More than 200 billion grocery coupons are distributed each year for discounts exceeding $84 billion. However, according to a report in USA Today, only 3.2% of the coupons are redeemed. If a company distributes 5000 coupons, what is the probability that:
(a) at least 100 coupons are redeemed?
(b) at most 200 coupons are redeemed?
(c) fewer than 100 coupons are not redeemed?
(d) more than 200 coupons are not redeemed?
To solve these probability questions, we need to use the binomial distribution formula. The binomial distribution is a discrete probability distribution that measures the number of successes in a fixed number of independent Bernoulli trials, where each trial has the same probability of success.
In this case, we can use the binomial distribution formula because each coupon redemption can be considered an independent Bernoulli trial, and the probability of success (redeeming a coupon) remains the same for each trial.
The formula for the probability of x successes in n trials with a probability of success p is:
P(x) = (nCx) * (p^x) * ((1-p)^(n-x))
Where:
P(x) is the probability of x successes
nCx is the number of combinations of n items taken x at a time (calculated as n! / (x! * (n-x)!)
p is the probability of success
x is the number of successes
n is the total number of trials
Now let's solve each part of the problem:
(a) At least 100 coupons are redeemed:
To find the probability of at least 100 coupons being redeemed, we need to calculate the probabilities of 100, 101, 102, ... up to the maximum possible number of redemptions.

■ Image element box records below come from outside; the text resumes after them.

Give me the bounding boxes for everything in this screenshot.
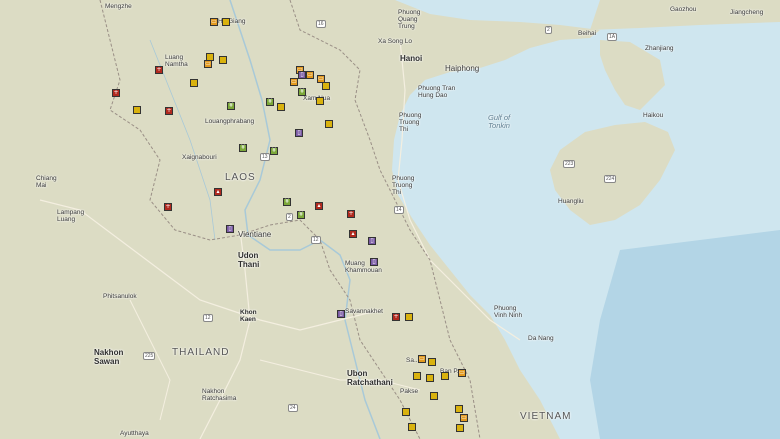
city-label: Phuong Truong Thi	[399, 112, 422, 133]
city-label: Huangliu	[558, 198, 584, 205]
city-label: Phitsanulok	[103, 293, 137, 300]
road-shield: 225	[143, 352, 156, 360]
city-label: Udon Thani	[238, 251, 260, 269]
city-label: Phuong Tran Hung Dao	[418, 85, 456, 99]
deep-sea-area	[590, 230, 780, 439]
road-shield: 2	[286, 213, 293, 221]
water-label-gulf: Gulf of Tonkin	[488, 113, 511, 130]
city-label: Ubon Ratchathani	[347, 369, 393, 387]
project-marker-market-icon[interactable]	[455, 405, 463, 413]
road-shield: 2	[545, 26, 552, 34]
city-label: Xa Song Lo	[378, 38, 412, 45]
project-marker-market-icon[interactable]	[413, 372, 421, 380]
project-marker-market-icon[interactable]	[441, 372, 449, 380]
project-marker-market-icon[interactable]	[316, 97, 324, 105]
project-marker-agriculture-icon[interactable]: ¥	[283, 198, 291, 206]
city-label-hanoi: Hanoi	[400, 54, 423, 63]
project-marker-building-icon[interactable]: ▭	[458, 369, 466, 377]
city-label: Zhanjiang	[645, 45, 674, 52]
project-marker-health-icon[interactable]: +	[392, 313, 400, 321]
project-marker-education-icon[interactable]: ▯	[368, 237, 376, 245]
project-marker-agriculture-icon[interactable]: ¥	[266, 98, 274, 106]
project-marker-market-icon[interactable]	[426, 374, 434, 382]
city-label: Chiang Mai	[36, 175, 57, 189]
project-marker-market-icon[interactable]	[325, 120, 333, 128]
project-marker-health-icon[interactable]: +	[112, 89, 120, 97]
city-label: Phuong Truong Thi	[392, 175, 415, 196]
project-marker-agriculture-icon[interactable]: ¥	[227, 102, 235, 110]
city-label: Louangphrabang	[205, 118, 255, 125]
city-label: Beihai	[578, 30, 597, 37]
road-shield: 223	[563, 160, 576, 168]
country-label-thailand: THAILAND	[172, 347, 230, 358]
project-marker-building-icon[interactable]: ▭	[418, 355, 426, 363]
project-marker-building-icon[interactable]: ▭	[306, 71, 314, 79]
city-label: Jiangcheng	[730, 9, 764, 16]
project-marker-health-icon[interactable]: +	[347, 210, 355, 218]
city-label: Pakse	[400, 388, 419, 395]
road-shield: 12	[203, 314, 213, 322]
city-label: Phuong Quang Trung	[398, 9, 421, 30]
city-label: Gaozhou	[670, 6, 697, 13]
road-shield: 13	[260, 153, 270, 161]
country-label-laos: LAOS	[225, 172, 256, 183]
city-label: Khon Kaen	[240, 309, 257, 323]
project-marker-market-icon[interactable]	[219, 56, 227, 64]
project-marker-market-icon[interactable]	[222, 18, 230, 26]
city-label: Da Nang	[528, 335, 554, 342]
country-label-vietnam: VIETNAM	[520, 411, 572, 422]
project-marker-agriculture-icon[interactable]: ¥	[239, 144, 247, 152]
project-marker-building-icon[interactable]: ▭	[460, 414, 468, 422]
city-label-vientiane: Vientiane	[238, 230, 272, 239]
city-label: Nakhon Ratchasima	[202, 388, 237, 402]
city-label: Luang Namtha	[165, 54, 188, 68]
project-marker-education-icon[interactable]: ▯	[337, 310, 345, 318]
project-marker-health-icon[interactable]: +	[155, 66, 163, 74]
project-marker-market-icon[interactable]	[430, 392, 438, 400]
road-shield: 24	[288, 404, 298, 412]
project-marker-building-icon[interactable]: ▭	[290, 78, 298, 86]
project-marker-agriculture-icon[interactable]: ¥	[297, 211, 305, 219]
city-label: Lampang Luang	[57, 209, 85, 223]
road-shield: 16	[316, 20, 326, 28]
city-label: Ayutthaya	[120, 430, 149, 437]
project-marker-market-icon[interactable]	[402, 408, 410, 416]
project-marker-market-icon[interactable]	[322, 82, 330, 90]
city-label: Nakhon Sawan	[94, 348, 124, 366]
project-marker-education-icon[interactable]: ▯	[370, 258, 378, 266]
road-shield: 1A	[607, 33, 618, 41]
project-marker-flame-icon[interactable]: ▴	[349, 230, 357, 238]
project-marker-market-icon[interactable]	[456, 424, 464, 432]
project-marker-education-icon[interactable]: ▯	[226, 225, 234, 233]
project-marker-education-icon[interactable]: ▯	[298, 71, 306, 79]
project-marker-education-icon[interactable]: ▯	[295, 129, 303, 137]
road-shield: 224	[604, 175, 617, 183]
map-view[interactable]: LAOS THAILAND VIETNAM Gulf of Tonkin Meng…	[0, 0, 780, 439]
city-label: Savannakhet	[345, 308, 383, 315]
city-label: Haikou	[643, 112, 664, 119]
city-label: Phuong Vinh Ninh	[494, 305, 523, 319]
project-marker-flame-icon[interactable]: ▴	[315, 202, 323, 210]
project-marker-building-icon[interactable]: ▭	[210, 18, 218, 26]
project-marker-market-icon[interactable]	[133, 106, 141, 114]
project-marker-market-icon[interactable]	[277, 103, 285, 111]
project-marker-agriculture-icon[interactable]: ¥	[270, 147, 278, 155]
project-marker-agriculture-icon[interactable]: ¥	[298, 88, 306, 96]
city-label: Haiphong	[445, 64, 480, 73]
city-label: Xaignabouri	[182, 154, 217, 161]
project-marker-health-icon[interactable]: +	[165, 107, 173, 115]
city-label: Mengzhe	[105, 3, 132, 10]
project-marker-flame-icon[interactable]: ▴	[214, 188, 222, 196]
project-marker-market-icon[interactable]	[190, 79, 198, 87]
road-shield: 12	[311, 236, 321, 244]
project-marker-building-icon[interactable]: ▭	[204, 60, 212, 68]
project-marker-market-icon[interactable]	[405, 313, 413, 321]
project-marker-market-icon[interactable]	[408, 423, 416, 431]
road-shield: 14	[394, 206, 404, 214]
project-marker-market-icon[interactable]	[428, 358, 436, 366]
project-marker-health-icon[interactable]: +	[164, 203, 172, 211]
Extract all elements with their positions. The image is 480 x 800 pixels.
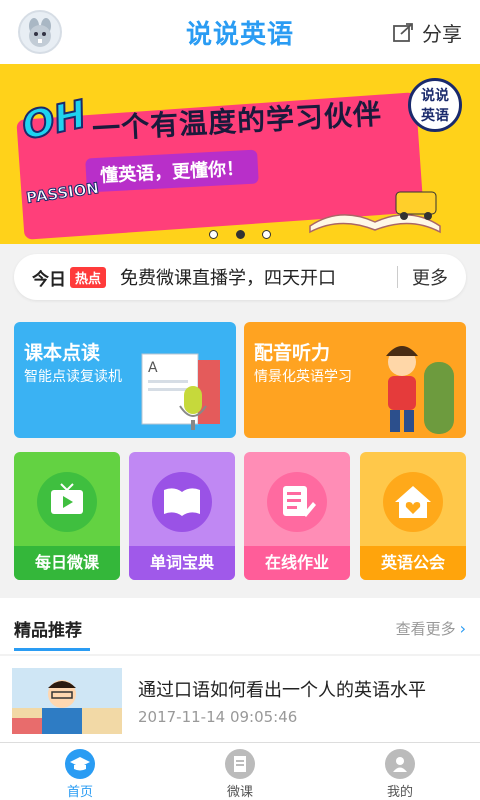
article-item[interactable]: 通过口语如何看出一个人的英语水平 2017-11-14 09:05:46 — [0, 656, 480, 742]
article-title: 通过口语如何看出一个人的英语水平 — [138, 680, 426, 701]
page-dot[interactable] — [261, 230, 271, 239]
feature-dubbing-listening[interactable]: 配音听力 情景化英语学习 — [244, 322, 466, 438]
badge-line1: 说说 — [421, 88, 449, 104]
banner-pagination — [0, 224, 480, 243]
feature-subtitle: 智能点读复读机 — [24, 369, 122, 385]
feature-title: 配音听力 — [254, 342, 331, 364]
chevron-right-icon: › — [459, 619, 466, 638]
open-book-icon — [152, 472, 212, 532]
page-dot[interactable] — [209, 230, 219, 239]
tab-label: 首页 — [66, 785, 93, 800]
feature-title: 课本点读 — [24, 342, 101, 364]
hot-news-bar[interactable]: 今日 热点 免费微课直播学，四天开口 更多 — [14, 254, 466, 300]
share-icon — [393, 22, 413, 42]
recommend-section-header: 精品推荐 查看更多 › — [0, 598, 480, 654]
divider — [397, 266, 398, 288]
tile-label: 每日微课 — [14, 546, 120, 580]
hot-badge: 热点 — [70, 266, 107, 288]
graduation-cap-icon — [65, 749, 95, 779]
bottom-tab-bar: 首页 微课 我的 — [0, 742, 480, 800]
hot-news-text[interactable]: 免费微课直播学，四天开口 — [120, 264, 397, 290]
tile-daily-microcourse[interactable]: 每日微课 — [14, 452, 120, 580]
share-label: 分享 — [422, 22, 462, 46]
user-icon — [385, 749, 415, 779]
view-more-link[interactable]: 查看更多 › — [396, 618, 466, 639]
tile-online-homework[interactable]: 在线作业 — [244, 452, 350, 580]
tv-icon — [37, 472, 97, 532]
tab-label: 微课 — [226, 785, 253, 800]
tab-label: 我的 — [386, 785, 413, 800]
feature-textbook-reading[interactable]: 课本点读 智能点读复读机 A — [14, 322, 236, 438]
feature-subtitle: 情景化英语学习 — [254, 369, 352, 385]
today-label: 今日 — [32, 269, 66, 290]
homework-edit-icon — [267, 472, 327, 532]
article-thumbnail — [12, 668, 122, 734]
tile-word-dictionary[interactable]: 单词宝典 — [129, 452, 235, 580]
badge-line2: 英语 — [421, 108, 449, 124]
recommend-underline — [14, 648, 90, 651]
recommend-title: 精品推荐 — [14, 621, 82, 641]
book-microphone-illustration: A — [141, 353, 220, 430]
tile-label: 英语公会 — [360, 546, 466, 580]
tab-home[interactable]: 首页 — [0, 743, 160, 800]
share-button[interactable]: 分享 — [392, 18, 462, 47]
character-illustration — [386, 346, 454, 434]
heart-house-icon — [383, 472, 443, 532]
tile-label: 单词宝典 — [129, 546, 235, 580]
page-dot-active[interactable] — [235, 230, 245, 239]
banner-badge: 说说 英语 — [408, 78, 462, 132]
article-timestamp: 2017-11-14 09:05:46 — [138, 708, 298, 726]
view-more-label: 查看更多 — [395, 620, 456, 638]
document-icon — [225, 749, 255, 779]
more-news-link[interactable]: 更多 — [412, 264, 448, 290]
tile-english-guild[interactable]: 英语公会 — [360, 452, 466, 580]
svg-text:A: A — [148, 360, 158, 376]
top-bar: 说说英语 分享 — [0, 0, 480, 64]
tile-label: 在线作业 — [244, 546, 350, 580]
tab-mine[interactable]: 我的 — [320, 743, 480, 800]
tab-microcourse[interactable]: 微课 — [160, 743, 320, 800]
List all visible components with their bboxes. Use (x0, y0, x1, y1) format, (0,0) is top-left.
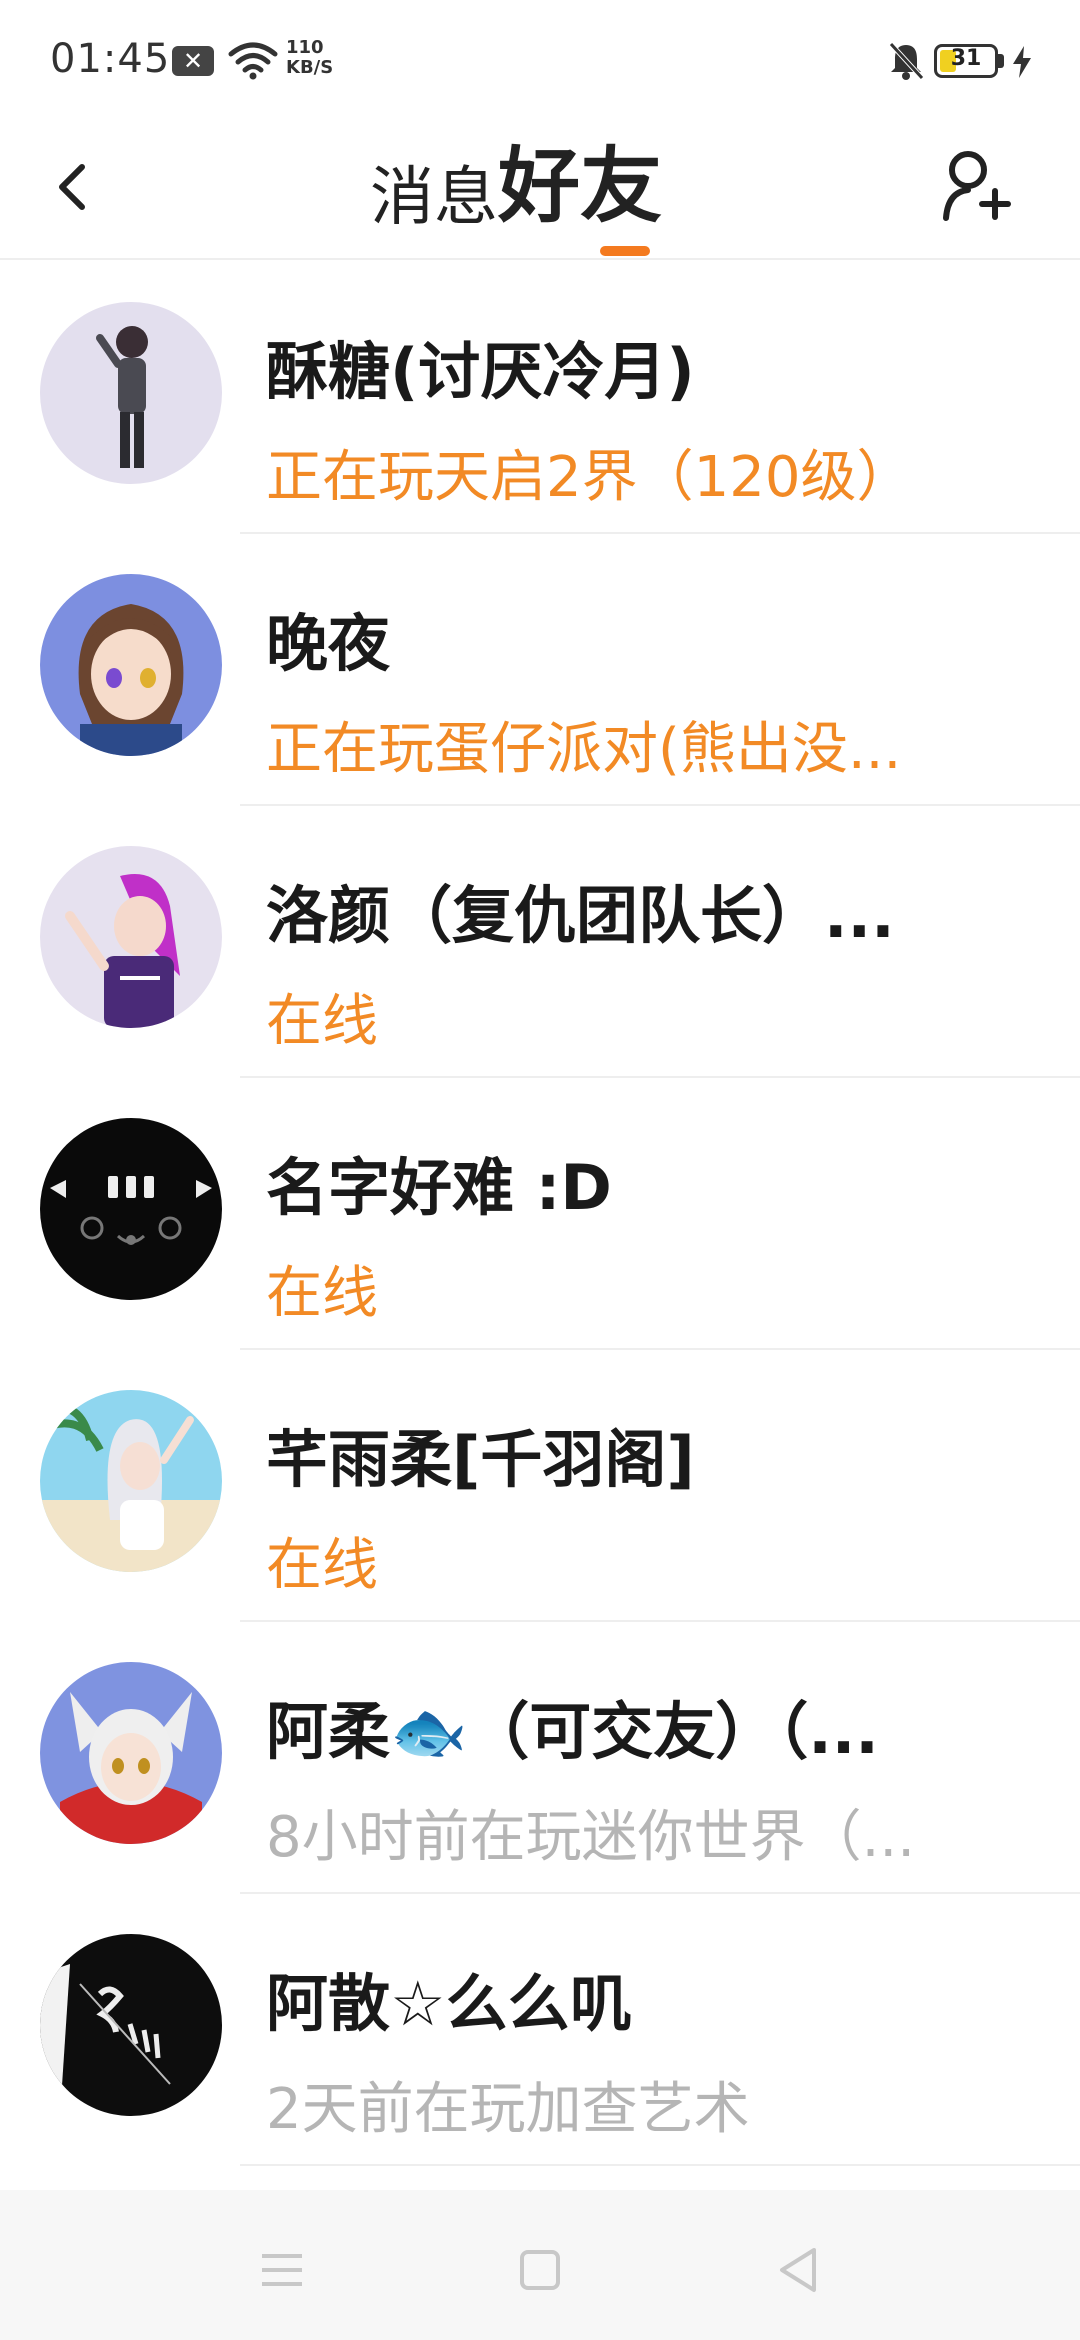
add-person-icon (943, 151, 1011, 221)
friend-name: 芊雨柔[千羽阁] (266, 1423, 695, 1496)
battery-percent: 31 (950, 46, 982, 71)
network-speed-unit: KB/S (286, 57, 334, 78)
friend-status: 正在玩天启2界（120级） (266, 445, 913, 510)
friend-status: 8小时前在玩迷你世界（... (266, 1805, 916, 1870)
friend-name: 洛颜（复仇团队长）... (266, 879, 895, 952)
avatar-image (40, 846, 222, 1028)
avatar[interactable] (40, 846, 222, 1028)
friend-name: 阿散☆么么叽 (266, 1967, 632, 2040)
avatar-image (40, 1390, 222, 1572)
tab-active-indicator (600, 246, 650, 256)
friend-name: 名字好难 :D (266, 1151, 612, 1224)
friend-status: 在线 (266, 1261, 378, 1326)
friend-status: 在线 (266, 1533, 378, 1598)
chevron-left-icon (59, 164, 85, 210)
header: 消息 好友 (0, 120, 1080, 260)
avatar-image (40, 302, 222, 484)
header-tabs: 消息 好友 (370, 128, 662, 238)
avatar-image (40, 1934, 222, 2116)
battery-cap (998, 54, 1004, 68)
avatar[interactable] (40, 1662, 222, 1844)
friend-row[interactable]: 芊雨柔[千羽阁] 在线 (0, 1350, 1080, 1622)
home-button[interactable] (510, 2240, 570, 2300)
friend-name: 酥糖(讨厌冷月) (266, 335, 695, 408)
status-time: 01:45 (50, 36, 171, 82)
friend-row[interactable]: 阿散☆么么叽 2天前在玩加查艺术 (0, 1894, 1080, 2166)
avatar[interactable] (40, 574, 222, 756)
avatar[interactable] (40, 1934, 222, 2116)
friend-row[interactable]: 酥糖(讨厌冷月) 正在玩天启2界（120级） (0, 262, 1080, 534)
avatar[interactable] (40, 302, 222, 484)
friend-name: 阿柔🐟（可交友）（... (266, 1695, 879, 1768)
square-icon (520, 2250, 560, 2290)
battery-icon: 31 (934, 44, 998, 78)
notification-x-icon: ✕ (172, 46, 214, 76)
tab-friends[interactable]: 好友 (498, 119, 662, 238)
nav-back-button[interactable] (768, 2240, 828, 2300)
avatar-image (40, 1118, 222, 1300)
divider (240, 2164, 1080, 2166)
friend-name: 晚夜 (266, 607, 391, 680)
status-bar: 01:45 ✕ 110 KB/S 31 (0, 0, 1080, 120)
friend-list: 酥糖(讨厌冷月) 正在玩天启2界（120级） 晚夜 正在玩蛋仔派对(熊出没... (0, 262, 1080, 2166)
tab-messages[interactable]: 消息 (370, 146, 498, 238)
add-friend-button[interactable] (936, 140, 1016, 230)
back-button[interactable] (50, 142, 110, 232)
bell-muted-icon (889, 42, 924, 80)
avatar[interactable] (40, 1118, 222, 1300)
network-speed: 110 KB/S (286, 38, 346, 78)
charging-bolt-icon (1013, 46, 1031, 78)
avatar[interactable] (40, 1390, 222, 1572)
friend-row[interactable]: 晚夜 正在玩蛋仔派对(熊出没... (0, 534, 1080, 806)
menu-icon (262, 2254, 302, 2286)
avatar-image (40, 574, 222, 756)
triangle-back-icon (780, 2248, 816, 2292)
friend-status: 在线 (266, 989, 378, 1054)
system-nav-bar (0, 2190, 1080, 2340)
friend-row[interactable]: 洛颜（复仇团队长）... 在线 (0, 806, 1080, 1078)
friend-row[interactable]: 名字好难 :D 在线 (0, 1078, 1080, 1350)
friend-row[interactable]: 阿柔🐟（可交友）（... 8小时前在玩迷你世界（... (0, 1622, 1080, 1894)
menu-button[interactable] (252, 2240, 312, 2300)
network-speed-value: 110 (286, 37, 324, 58)
avatar-image (40, 1662, 222, 1844)
friend-status: 正在玩蛋仔派对(熊出没... (266, 717, 902, 782)
friend-status: 2天前在玩加查艺术 (266, 2077, 750, 2142)
wifi-icon (228, 42, 278, 80)
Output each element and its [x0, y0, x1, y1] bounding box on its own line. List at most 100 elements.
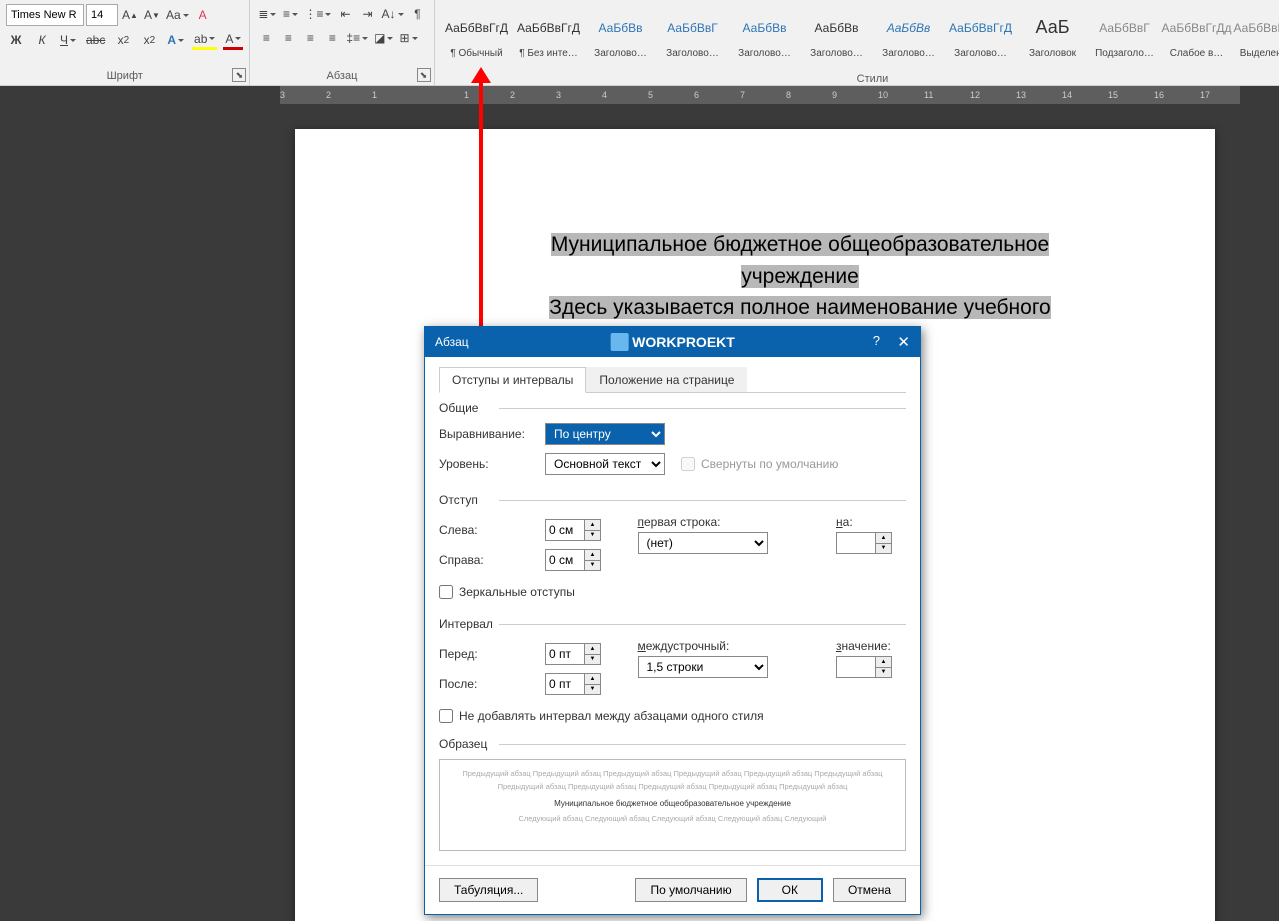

In this case, the maximum number of redemptions is 5000 (the total number of coupons distributed).
P(x >= 100) = P(x=100) + P(x=101) + ... + P(x=5000)
To calculate this probability, we need to use the binomial distribution formula for each value of x and sum them up.
(b) At most 200 coupons are redeemed:
To find the probability of at most 200 coupons being redeemed, we need to calculate the probabilities of 0, 1, 2, ... up to 200.
P(x <= 200) = P(x=0) + P(x=1) + ... + P(x=200)
(c) Fewer than 100 coupons are not redeemed:
To find the probability of fewer than 100 coupons not being redeemed, we need to calculate the probabilities of 0, 1, 2, ... up to 99.
P(x < 100) = P(x=0) + P(x=1) + ... + P(x=99)
(d) More than 200 coupons are not redeemed:
To find the probability of more than 200 coupons not being redeemed, we need to calculate the probabilities of 201, 202, ... up to 5000.
P(x > 200) = P(x=201) + P(x=202) + ... + P(x=5000)
To calculate these probabilities, you will need to use a statistical software, programming language, or a binomial distribution calculator.